今日は母の日です。日頃の感謝と国際女性デーについて
今日、5月第2日曜日(今年は10日)は母の日。カーネーションを贈る習慣の起源や、アン・ジャービスの平和運動、そして国際女性デーとの関係など、「母の日」の深い歴史を5分で解説します。
2026年5月10日、今年も「母の日」がやってきました。日本では5月の第2日曜日として定着しているこの行事ですが、その起源やカーネーションとの深い関わり、そして意外にも知られていない「国際女性デー」との歴史的な繋がりなど、多角的な視点からその背景を紐解きます。
母の日の起源:二人の女性の平和への願い
現代の母の日の形を作ったのは、19世紀アメリカの二人の女性です。一人はアン・ジャービス。彼女は南北戦争中、衛生状態の改善を目指す「マザーズ・デイ・ワーク・クラブ」を結成し、敵味方問わず負傷兵を助けました。戦後も「マザーズ・フレンドシップ・デイ」を開催し、平和と和解を訴え続けました。
もう一人は、『リパブリック讃歌』の作詞者として知られるジュリア・ウォード・ハウです。彼女は1870年、戦争で夫や息子を失う悲劇を繰り返さないよう、女性たちに団結を呼びかける「母の日宣言」を発表しました。当初の母の日は、単なる感謝の行事ではなく、平和を願う社会運動としての側面が強かったのです。
カーネーションとアンナ・ジャービス
現在のように「母に感謝を伝える日」として広めたのは、アンの娘、アンナ・ジャービスです。1908年5月10日、彼女は亡き母を偲ぶ会を教会で開き、母が好きだった白いカーネーションを参加者に配りました。これが「母の日」の始まりとされています。
その後、1914年に当時のウィルソン大統領が5月の第2日曜日を「母の日」として国民の祝日に制定しました。時を経て、存命の母には赤いカーネーションを、亡き母には白いカーネーションを贈るという習慣が定着していきました。

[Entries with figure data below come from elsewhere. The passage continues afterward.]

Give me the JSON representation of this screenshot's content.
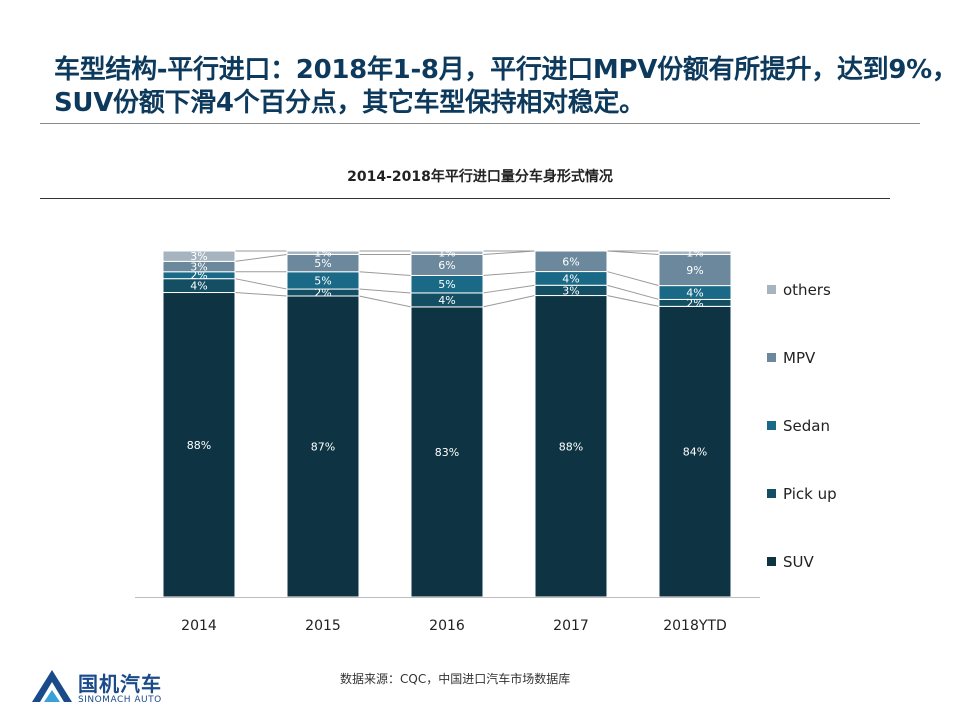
{
  "headline": {
    "line1": "车型结构-平行进口：2018年1-8月，平行进口MPV份额有所提升，达到9%，",
    "line2": "SUV份额下滑4个百分点，其它车型保持相对稳定。"
  },
  "source": "数据来源：CQC，中国进口汽车市场数据库",
  "logo": {
    "name": "国机汽车",
    "sub": "SINOMACH AUTO"
  },
  "chart_data": {
    "type": "bar",
    "stacked": true,
    "percent": true,
    "title": "2014-2018年平行进口量分车身形式情况",
    "categories": [
      "2014",
      "2015",
      "2016",
      "2017",
      "2018YTD"
    ],
    "series": [
      {
        "name": "SUV",
        "color": "#0e3444",
        "values": [
          88,
          87,
          83,
          88,
          84
        ],
        "labels": [
          "88%",
          "87%",
          "83%",
          "88%",
          "84%"
        ]
      },
      {
        "name": "Pick up",
        "color": "#134e63",
        "values": [
          4,
          2,
          4,
          3,
          2
        ],
        "labels": [
          "4%",
          "2%",
          "4%",
          "3%",
          "2%"
        ]
      },
      {
        "name": "Sedan",
        "color": "#1a6a87",
        "values": [
          2,
          5,
          5,
          4,
          4
        ],
        "labels": [
          "2%",
          "5%",
          "5%",
          "4%",
          "4%"
        ]
      },
      {
        "name": "MPV",
        "color": "#6b889c",
        "values": [
          3,
          5,
          6,
          6,
          9
        ],
        "labels": [
          "3%",
          "5%",
          "6%",
          "6%",
          "9%"
        ]
      },
      {
        "name": "others",
        "color": "#a6b4c0",
        "values": [
          3,
          1,
          1,
          0,
          1
        ],
        "labels": [
          "3%",
          "1%",
          "1%",
          "",
          "1%"
        ]
      }
    ],
    "legend_position": "right",
    "grid": false
  }
}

実は母の日は国によって微妙に違いますが、日本はアメリカと同じルール(5月第2日曜日)になっています。
国際女性デーとの意外な関係
3月8日の「国際女性デー」と「母の日」は、実は歴史的な根底で繋がっています。どちらも20世紀初頭の女性参政権運動や、戦争反対を叫ぶ女性たちの活動から発展してきました。
行事名 | 主な焦点 | 歴史的背景 |
国際女性デー | 女性の権利・政治的解放 | 社会主義運動・参政権要求 |
母の日 | 母性への感謝・家族の絆 | 平和運動・母への追悼 |
興味深いことに、東欧の一部の国々では、国際女性デーが「母の日」の役割も兼ねており、3月8日に母親へ花を贈る習慣があります。どちらも「社会を支える女性・母親への敬意」という共通の価値観に基づいています。
日本でも普及してほしい国際女性デー
母の日には偉大なる母親への感謝としての面が大きい印象もあり、子供から母親への感謝がその中心だと思いますが、母親でなくとも女性は男性にとって常に偉大な存在です。一部の宗教では男性は女性の一部から生まれたという神話もありますが、正にその比喩が正しいと思えるにもかかわらず、なぜか日本では未だに普及していない3月8日の国際女性デー、日本でも早く普及してほしいです。
それぞれの花言葉
母の日のカーネーションの全体的な花言葉は「無垢で深い愛」や「愛情」、色によっても意味があります。赤は「母への愛」や「純粋な愛」、ピンクは「感謝」や「温かい心」、白は「純粋な愛」「尊敬」「亡き母を偲ぶ」 の意味になります。
国際女性デーのミモザの花言葉は「優雅」「友情」「感謝」「思いやり」などです。
日本における母の日の歩み
日本に母の日が伝わったのは明治末期から大正時代にかけてといわれています。当時はキリスト教団体などを中心に行われていましたが、戦時中は「西洋の風習」として禁止された時期もありました。
戦後、1949年頃から再び広く行われるようになり、現在では家族で食卓を囲んだり、日頃の感謝を形にする大切な一日として定着しています。赤いカーネーションが象徴する「母への愛」は、時代や国境を超えて、今も私たちの心に深く根付いています。